Toute transaction impliquant des sociétés américaines avec des propriétaires non américains, des sociétés américaines avec des actifs non américains, des actifs non américains à enregistrer au nom de sociétés américaines, des trusts américains avec des actifs non américains sont toujours des transactions délicates où certains acteurs tels que les notaires, les banques et le Secrétariat d'État ont le droit de demander des informations supplémentaires, des déclarations, des notarisations, des lettres de référence et d'influencer négativement ou positivement la réalisation des objectifs.

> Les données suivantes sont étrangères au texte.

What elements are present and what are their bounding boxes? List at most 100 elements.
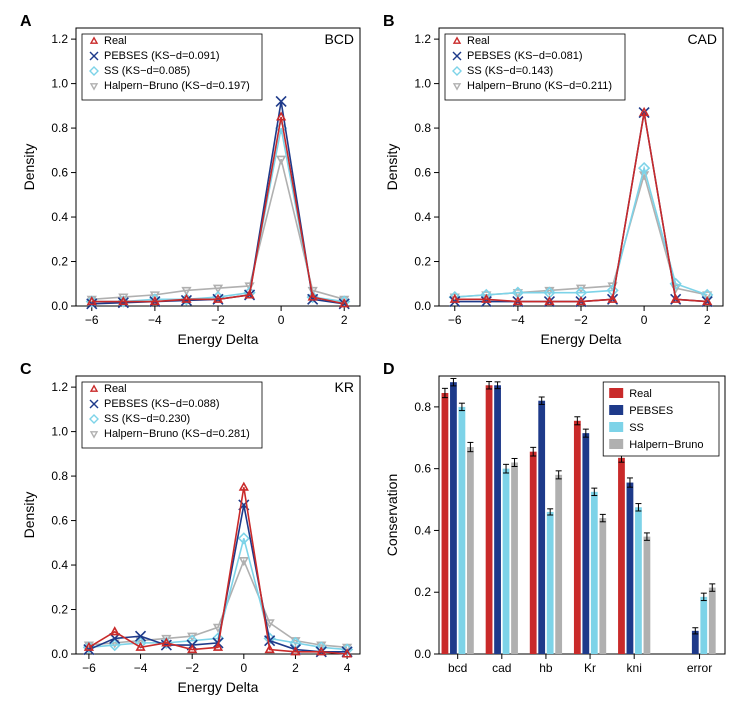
series-ss — [454, 168, 706, 297]
bar-bcd-pebses — [450, 382, 457, 654]
xtick-label: −2 — [574, 313, 588, 327]
series-real — [92, 117, 344, 304]
legend-label: PEBSES (KS−d=0.091) — [104, 50, 220, 62]
xtick-label: cad — [492, 661, 511, 675]
xtick-label: 2 — [703, 313, 710, 327]
ytick-label: 0.6 — [414, 462, 431, 476]
bar-cad-hb — [511, 462, 518, 654]
legend-label: Halpern−Bruno (KS−d=0.211) — [467, 80, 612, 92]
ytick-label: 0.0 — [414, 299, 431, 313]
bar-hb-pebses — [538, 401, 545, 654]
bar-kni-ss — [635, 507, 642, 654]
bar-hb-hb — [555, 475, 562, 654]
ylabel: Conservation — [384, 474, 400, 557]
bar-hb-real — [529, 452, 536, 654]
legend-label: Halpern−Bruno (KS−d=0.197) — [104, 80, 250, 92]
legend-label: SS (KS−d=0.085) — [104, 65, 190, 77]
ylabel: Density — [21, 144, 37, 191]
panel-d: 0.00.20.40.60.8ConservationDbcdcadhbKrkn… — [373, 358, 736, 706]
panel-letter: D — [383, 361, 395, 378]
figure-grid: −6 −4 −2 0 2 0.0 0.2 0.4 0.6 0.8 1.0 1.2 Energy Delt… — [10, 10, 735, 706]
legend-label: SS (KS−d=0.230) — [104, 413, 190, 425]
xtick-label: hb — [539, 661, 553, 675]
xtick-label: −2 — [185, 661, 199, 675]
ytick-label: 0.2 — [414, 255, 431, 269]
ytick-label: 0.4 — [414, 523, 431, 537]
legend-swatch — [609, 422, 623, 432]
panel-c: −6−4−20240.00.20.40.60.81.01.2Energy Del… — [10, 358, 373, 706]
series-hb — [454, 175, 706, 297]
legend-label: Real — [104, 383, 127, 395]
series-pebses — [454, 113, 706, 302]
panel-svg: −6 −4 −2 0 2 0.0 0.2 0.4 0.6 0.8 1.0 1.2 Energy Delt… — [373, 10, 735, 358]
panel-letter: B — [383, 13, 395, 30]
xtick-label: error — [686, 661, 711, 675]
series-real — [89, 487, 347, 654]
xtick-label: 2 — [341, 313, 348, 327]
ytick-label: 0.4 — [51, 210, 68, 224]
ytick-label: 0.2 — [51, 603, 68, 617]
legend-label: Real — [104, 35, 127, 47]
ytick-label: 0.6 — [51, 166, 68, 180]
ylabel: Density — [21, 492, 37, 539]
ytick-label: 1.2 — [51, 32, 68, 46]
panel-a: −6−4−2020.00.20.40.60.81.01.2Energy Delt… — [10, 10, 373, 358]
ylabel: Density — [384, 144, 400, 191]
xlabel: Energy Delta — [178, 679, 259, 695]
legend-label: Real — [629, 388, 652, 400]
legend-label: Halpern−Bruno (KS−d=0.281) — [104, 428, 250, 440]
ytick-label: 1.2 — [414, 32, 431, 46]
panel-title: BCD — [324, 31, 354, 47]
xtick-label: −4 — [148, 313, 162, 327]
series-ss — [92, 128, 344, 301]
xtick-label: −6 — [447, 313, 461, 327]
legend-label: Real — [467, 35, 490, 47]
legend-swatch — [609, 405, 623, 415]
legend-label: Halpern−Bruno — [629, 439, 703, 451]
bar-cad-pebses — [494, 385, 501, 654]
bar-cad-ss — [502, 469, 509, 654]
ytick-label: 0.8 — [414, 121, 431, 135]
panel-title: CAD — [687, 31, 717, 47]
xtick-label: 4 — [344, 661, 351, 675]
legend-label: SS — [629, 422, 644, 434]
legend-swatch — [609, 388, 623, 398]
bar-Kr-hb — [599, 518, 606, 654]
ytick-label: 0.4 — [51, 558, 68, 572]
xtick-label: −2 — [211, 313, 225, 327]
xtick-label: −4 — [134, 661, 148, 675]
bar-kni-pebses — [626, 483, 633, 654]
xtick-label: bcd — [447, 661, 466, 675]
xtick-label: 2 — [292, 661, 299, 675]
xlabel: Energy Delta — [540, 331, 621, 347]
series-real — [454, 113, 706, 302]
xtick-label: kni — [626, 661, 641, 675]
xtick-label: 0 — [640, 313, 647, 327]
ytick-label: 1.2 — [51, 380, 68, 394]
bar-Kr-pebses — [582, 433, 589, 654]
ytick-label: 0.6 — [414, 166, 431, 180]
ytick-label: 0.4 — [414, 210, 431, 224]
legend-swatch — [609, 439, 623, 449]
legend-label: PEBSES (KS−d=0.088) — [104, 398, 220, 410]
ytick-label: 0.0 — [51, 299, 68, 313]
series-pebses — [92, 101, 344, 303]
ytick-label: 1.0 — [51, 425, 68, 439]
ytick-label: 0.6 — [51, 514, 68, 528]
bar-Kr-ss — [590, 492, 597, 654]
ytick-label: 0.8 — [414, 400, 431, 414]
xlabel: Energy Delta — [178, 331, 259, 347]
bar-Kr-real — [573, 421, 580, 654]
xtick-label: 0 — [240, 661, 247, 675]
xtick-label: Kr — [584, 661, 596, 675]
bar-kni-hb — [643, 537, 650, 654]
bar-bcd-ss — [458, 407, 465, 654]
bar-error-hb — [708, 588, 715, 654]
xtick-label: −6 — [85, 313, 99, 327]
bar-kni-real — [618, 458, 625, 654]
bar-bcd-real — [441, 393, 448, 654]
ytick-label: 0.8 — [51, 121, 68, 135]
ytick-label: 0.0 — [51, 647, 68, 661]
xtick-label: −4 — [511, 313, 525, 327]
ytick-label: 1.0 — [414, 77, 431, 91]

La partie juridique et la création de la structure d'entreprise ayant des citoyens non américains comme sujets sont assez simples et rapides.
Des complications et des difficultés surviennent en ce qui concerne les types d’actifs financiers, le montant en jeu et éventuellement les actifs physiques à transférer et à réenregistrer.

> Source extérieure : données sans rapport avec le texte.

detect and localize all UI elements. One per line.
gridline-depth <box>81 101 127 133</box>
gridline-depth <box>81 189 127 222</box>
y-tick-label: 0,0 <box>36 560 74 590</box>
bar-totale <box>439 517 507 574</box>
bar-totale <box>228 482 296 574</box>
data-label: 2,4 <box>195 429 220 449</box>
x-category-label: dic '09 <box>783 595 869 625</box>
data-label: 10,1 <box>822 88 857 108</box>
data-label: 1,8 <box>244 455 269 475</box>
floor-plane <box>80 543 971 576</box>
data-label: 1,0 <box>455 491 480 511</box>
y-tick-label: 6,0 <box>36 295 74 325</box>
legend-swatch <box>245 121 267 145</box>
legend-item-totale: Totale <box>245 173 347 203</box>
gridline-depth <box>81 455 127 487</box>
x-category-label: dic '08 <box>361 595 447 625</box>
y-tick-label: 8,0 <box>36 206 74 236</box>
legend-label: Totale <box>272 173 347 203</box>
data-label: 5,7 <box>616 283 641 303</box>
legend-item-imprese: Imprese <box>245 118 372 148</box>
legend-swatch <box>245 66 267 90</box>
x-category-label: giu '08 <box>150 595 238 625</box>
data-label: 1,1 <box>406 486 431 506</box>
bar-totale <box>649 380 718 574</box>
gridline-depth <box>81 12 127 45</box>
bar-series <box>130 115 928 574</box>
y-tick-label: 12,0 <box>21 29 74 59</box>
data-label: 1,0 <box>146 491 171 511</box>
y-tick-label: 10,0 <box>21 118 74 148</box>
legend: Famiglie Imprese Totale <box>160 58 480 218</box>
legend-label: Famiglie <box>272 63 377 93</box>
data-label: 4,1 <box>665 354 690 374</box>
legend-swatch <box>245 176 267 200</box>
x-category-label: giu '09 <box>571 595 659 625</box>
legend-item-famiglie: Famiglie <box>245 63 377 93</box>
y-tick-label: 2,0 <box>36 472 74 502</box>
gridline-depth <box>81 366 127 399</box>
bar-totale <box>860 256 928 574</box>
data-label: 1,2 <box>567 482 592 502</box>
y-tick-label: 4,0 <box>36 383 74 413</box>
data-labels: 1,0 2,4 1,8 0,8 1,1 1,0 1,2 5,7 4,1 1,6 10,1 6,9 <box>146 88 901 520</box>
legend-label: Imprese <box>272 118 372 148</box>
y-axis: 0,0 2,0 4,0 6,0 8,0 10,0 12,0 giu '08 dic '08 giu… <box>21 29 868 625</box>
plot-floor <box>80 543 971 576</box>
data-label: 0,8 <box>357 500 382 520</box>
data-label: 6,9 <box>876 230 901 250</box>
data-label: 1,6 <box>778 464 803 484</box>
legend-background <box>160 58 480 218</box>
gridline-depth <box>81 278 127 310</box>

Pour les actifs financiers, de nombreuses banques américaines qui approuvent aujourd’hui l’ouverture d’un compte pour une société américaine avec des partenaires non américains pourraient demain bloquer la même opération de copie avec d’autres partenaires non américains.

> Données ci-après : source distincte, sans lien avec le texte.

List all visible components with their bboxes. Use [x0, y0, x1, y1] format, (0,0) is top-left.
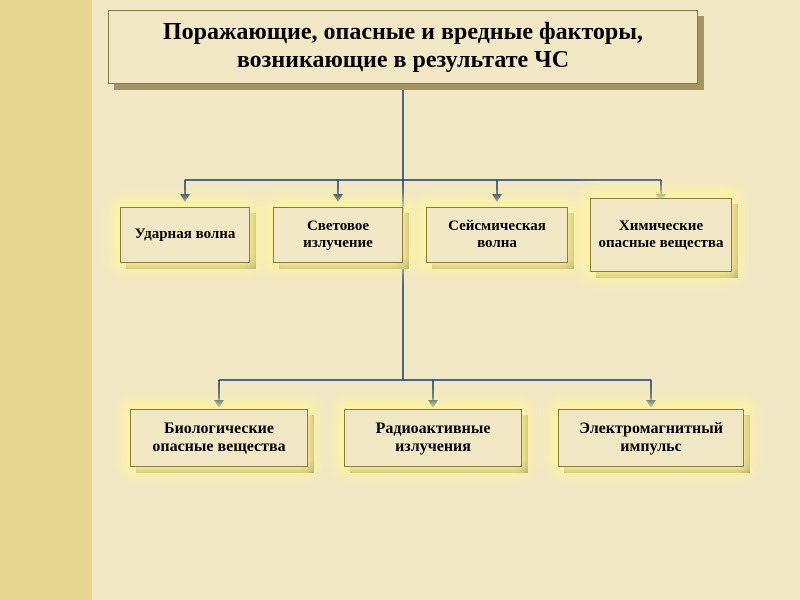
node-em-pulse: Электромагнитный импульс	[558, 409, 744, 467]
node-label: Химические опасные вещества	[597, 218, 725, 253]
node-shock-wave: Ударная волна	[120, 207, 250, 263]
node-label: Радиоактивные излучения	[351, 420, 515, 457]
node-biological-hazards: Биологические опасные вещества	[130, 409, 308, 467]
node-label: Электромагнитный импульс	[565, 420, 737, 457]
node-label: Сейсмическая волна	[433, 218, 561, 253]
title-box: Поражающие, опасные и вредные факторы, в…	[108, 10, 698, 84]
node-label: Ударная волна	[135, 226, 236, 243]
sidebar-stripe	[0, 0, 92, 600]
node-label: Биологические опасные вещества	[137, 420, 301, 457]
node-label: Световое излучение	[280, 218, 396, 253]
node-chemical-hazards: Химические опасные вещества	[590, 198, 732, 272]
title-text: Поражающие, опасные и вредные факторы, в…	[115, 19, 691, 74]
node-light-radiation: Световое излучение	[273, 207, 403, 263]
node-radioactive-radiation: Радиоактивные излучения	[344, 409, 522, 467]
content-area	[92, 0, 800, 600]
node-seismic-wave: Сейсмическая волна	[426, 207, 568, 263]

Le transfert d'actifs physiques et les éventuelles fusions d'entreprises françaises dans des entreprises américaines voient souvent le notaire français comme le principal sujet et évaluateur qui devra évidemment vérifier la régularité de chaque opération.
Il s’agit d’opérations nouvelles, souvent jamais vues auparavant en France et en Amérique, mais étant uniques, si elles sont menées avec succès, elles sont difficiles à attaquer.